A poco empezó a notar que aquellos a los que había salvado de un peligro, reincidían en la misma conducta que los llevaría de nuevo a la catástrofe. Era agotador. Empezó a desear un descanso. O un relevo. Eligió candidatos que le parecieron adecuados. A cada uno le explicó los poderes de esa estructura. Todos reaccionaron igual: no querían. Preparó papelitos para sortearla en Nochebuena. Ninguno fue el favorecido. Llamó a un corralón. Cuando vieron las proporciones, dijeron que el flete iba a ser más caro que el balcón y la ventana. Los ofreció a organizaciones caritativas, a museos. Usted comprenderá ... el espacio. Cabía intentar la posibilidad última: repetir los gestos que concretaban su voluntad bajo la misma ventana.
Él ya ni se asomaba: miraba televisión de espaldas al balcón para no tentarse con las ganas de arreglar el mundo. Hasta prohibió que abrieran los postigos, que los pintaran, ni pasarles el plumero. Tiró el rosario, no monologaba. Los desconcertó. Primero había hecho cruzar el océano y ahora ni se acercaba a la estructura.
Una tarde le avisaron que se construía la autopista Diagonal Norte - Pacífico y que expropiaban la casa. Cuando vinieron los tasadores lloriqueó y obtuvo el precio más alto. Se fueron la ventana, el balcón francés, la casa.
Absalón vive, sin ateroesclerosis, cerca del Cinturón Ecológico gracias a la indemnización y a las monedas sin valor nominal que pesaban una barbaridad.

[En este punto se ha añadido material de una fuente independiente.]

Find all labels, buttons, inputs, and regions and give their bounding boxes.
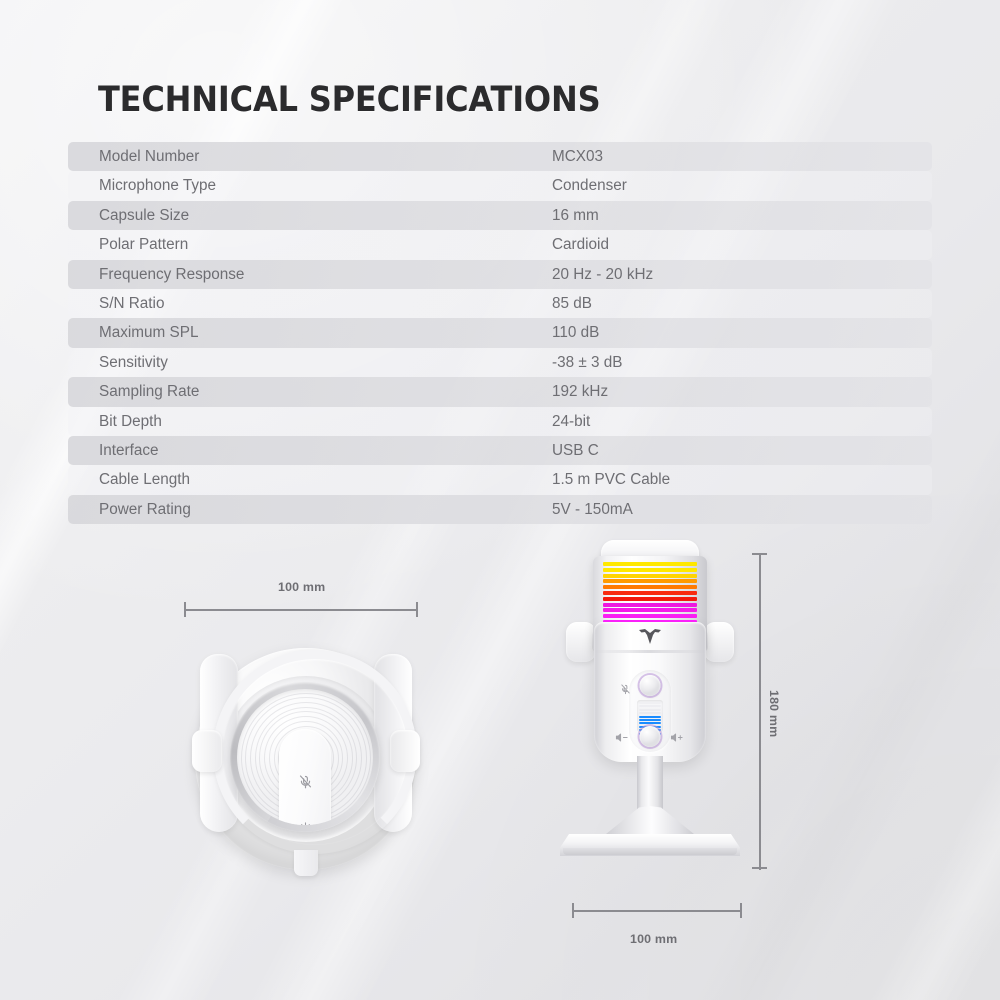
table-row: Capsule Size16 mm xyxy=(68,201,932,230)
spec-value: 24-bit xyxy=(552,407,590,436)
spec-value: 85 dB xyxy=(552,289,592,318)
spec-label: Power Rating xyxy=(99,495,191,524)
meter-bar xyxy=(639,702,661,704)
volume-up-icon xyxy=(670,730,684,748)
table-row: Sampling Rate192 kHz xyxy=(68,377,932,406)
yoke-arm-right xyxy=(704,622,734,662)
meter-bar xyxy=(639,716,661,718)
rgb-stripe xyxy=(603,591,697,595)
table-row: Power Rating5V - 150mA xyxy=(68,495,932,524)
microphone-front-view xyxy=(560,534,740,879)
meter-bar xyxy=(639,712,661,714)
spec-value: USB C xyxy=(552,436,599,465)
dimension-cap xyxy=(740,903,742,918)
pivot-knob-left xyxy=(192,730,222,772)
table-row: Model NumberMCX03 xyxy=(68,142,932,171)
spec-label: Frequency Response xyxy=(99,260,244,289)
dimension-line-front-width xyxy=(572,910,742,912)
table-row: Frequency Response20 Hz - 20 kHz xyxy=(68,260,932,289)
gain-knob[interactable] xyxy=(640,675,661,696)
rgb-stripe xyxy=(603,562,697,566)
page-title: TECHNICAL SPECIFICATIONS xyxy=(98,80,600,120)
meter-bar xyxy=(639,722,661,724)
rgb-stripe xyxy=(603,603,697,607)
meter-bar xyxy=(639,709,661,711)
dimension-line-height xyxy=(759,553,761,870)
rgb-stripe xyxy=(603,585,697,589)
rgb-stripe xyxy=(603,568,697,572)
pivot-knob-right xyxy=(390,730,420,772)
dimension-cap xyxy=(572,903,574,918)
table-row: Cable Length1.5 m PVC Cable xyxy=(68,465,932,494)
rgb-stripe xyxy=(603,614,697,618)
table-row: Bit Depth24-bit xyxy=(68,407,932,436)
mute-mic-icon xyxy=(279,773,331,795)
fantech-bat-logo xyxy=(638,628,662,645)
volume-knob[interactable] xyxy=(640,726,661,747)
spec-label: Microphone Type xyxy=(99,171,216,200)
meter-bar xyxy=(639,705,661,707)
stem-connector-top xyxy=(294,850,318,876)
spec-label: Sampling Rate xyxy=(99,377,199,406)
table-row: S/N Ratio85 dB xyxy=(68,289,932,318)
dimension-cap xyxy=(752,553,767,555)
dimension-cap xyxy=(752,867,767,869)
grille-outer-ring xyxy=(230,682,380,832)
spec-table: Model NumberMCX03Microphone TypeCondense… xyxy=(68,142,932,524)
dimension-cap xyxy=(416,602,418,617)
spec-label: S/N Ratio xyxy=(99,289,164,318)
control-panel-front xyxy=(629,670,671,752)
grille-face xyxy=(237,689,373,825)
dimension-label-front-width: 100 mm xyxy=(630,932,677,946)
spec-label: Maximum SPL xyxy=(99,318,198,347)
table-row: InterfaceUSB C xyxy=(68,436,932,465)
stand-base-lip xyxy=(563,848,737,855)
spec-label: Capsule Size xyxy=(99,201,189,230)
mute-mic-icon xyxy=(620,682,631,700)
microphone-top-view xyxy=(186,634,426,884)
table-row: Sensitivity-38 ± 3 dB xyxy=(68,348,932,377)
meter-bar xyxy=(639,719,661,721)
dimension-cap xyxy=(184,602,186,617)
table-row: Maximum SPL110 dB xyxy=(68,318,932,347)
spec-sheet: TECHNICAL SPECIFICATIONS Model NumberMCX… xyxy=(0,0,1000,1000)
spec-value: 5V - 150mA xyxy=(552,495,633,524)
spec-value: Cardioid xyxy=(552,230,609,259)
control-panel-top xyxy=(279,729,331,825)
spec-value: 192 kHz xyxy=(552,377,608,406)
dimension-label-top-width: 100 mm xyxy=(278,580,325,594)
spec-label: Polar Pattern xyxy=(99,230,188,259)
spec-value: -38 ± 3 dB xyxy=(552,348,622,377)
rgb-stripe xyxy=(603,608,697,612)
spec-value: 1.5 m PVC Cable xyxy=(552,465,670,494)
spec-label: Cable Length xyxy=(99,465,190,494)
spec-label: Sensitivity xyxy=(99,348,168,377)
rgb-stripe xyxy=(603,574,697,578)
spec-value: MCX03 xyxy=(552,142,603,171)
spec-value: Condenser xyxy=(552,171,627,200)
brightness-icon xyxy=(279,822,331,825)
spec-value: 20 Hz - 20 kHz xyxy=(552,260,653,289)
dimension-label-height: 180 mm xyxy=(767,690,781,737)
table-row: Microphone TypeCondenser xyxy=(68,171,932,200)
body-seam xyxy=(594,650,706,653)
spec-label: Bit Depth xyxy=(99,407,162,436)
dimension-line-top-width xyxy=(184,609,418,611)
spec-label: Model Number xyxy=(99,142,199,171)
table-row: Polar PatternCardioid xyxy=(68,230,932,259)
spec-label: Interface xyxy=(99,436,159,465)
spec-value: 110 dB xyxy=(552,318,599,347)
spec-value: 16 mm xyxy=(552,201,599,230)
rgb-stripe xyxy=(603,579,697,583)
volume-down-icon xyxy=(615,730,629,748)
rgb-stripe xyxy=(603,597,697,601)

Mientras tanto, en un potrero de los suburbios, la estructura de metal se va oxidando. Los chicos del barrio la usan como arco para jugar al fútbol, pero de noche el arquero se desvela viendo monos en las ramas de un baobab o flores que se abren bajo el rayo de la luna o un mosaico de la mezquita de Hagia Sofia o la lluvia sobre un pueblo de techos de zinc.
Las madres están convencidas de que la culpa la tienen las series de televisión que hacen fantasear a sus hijos.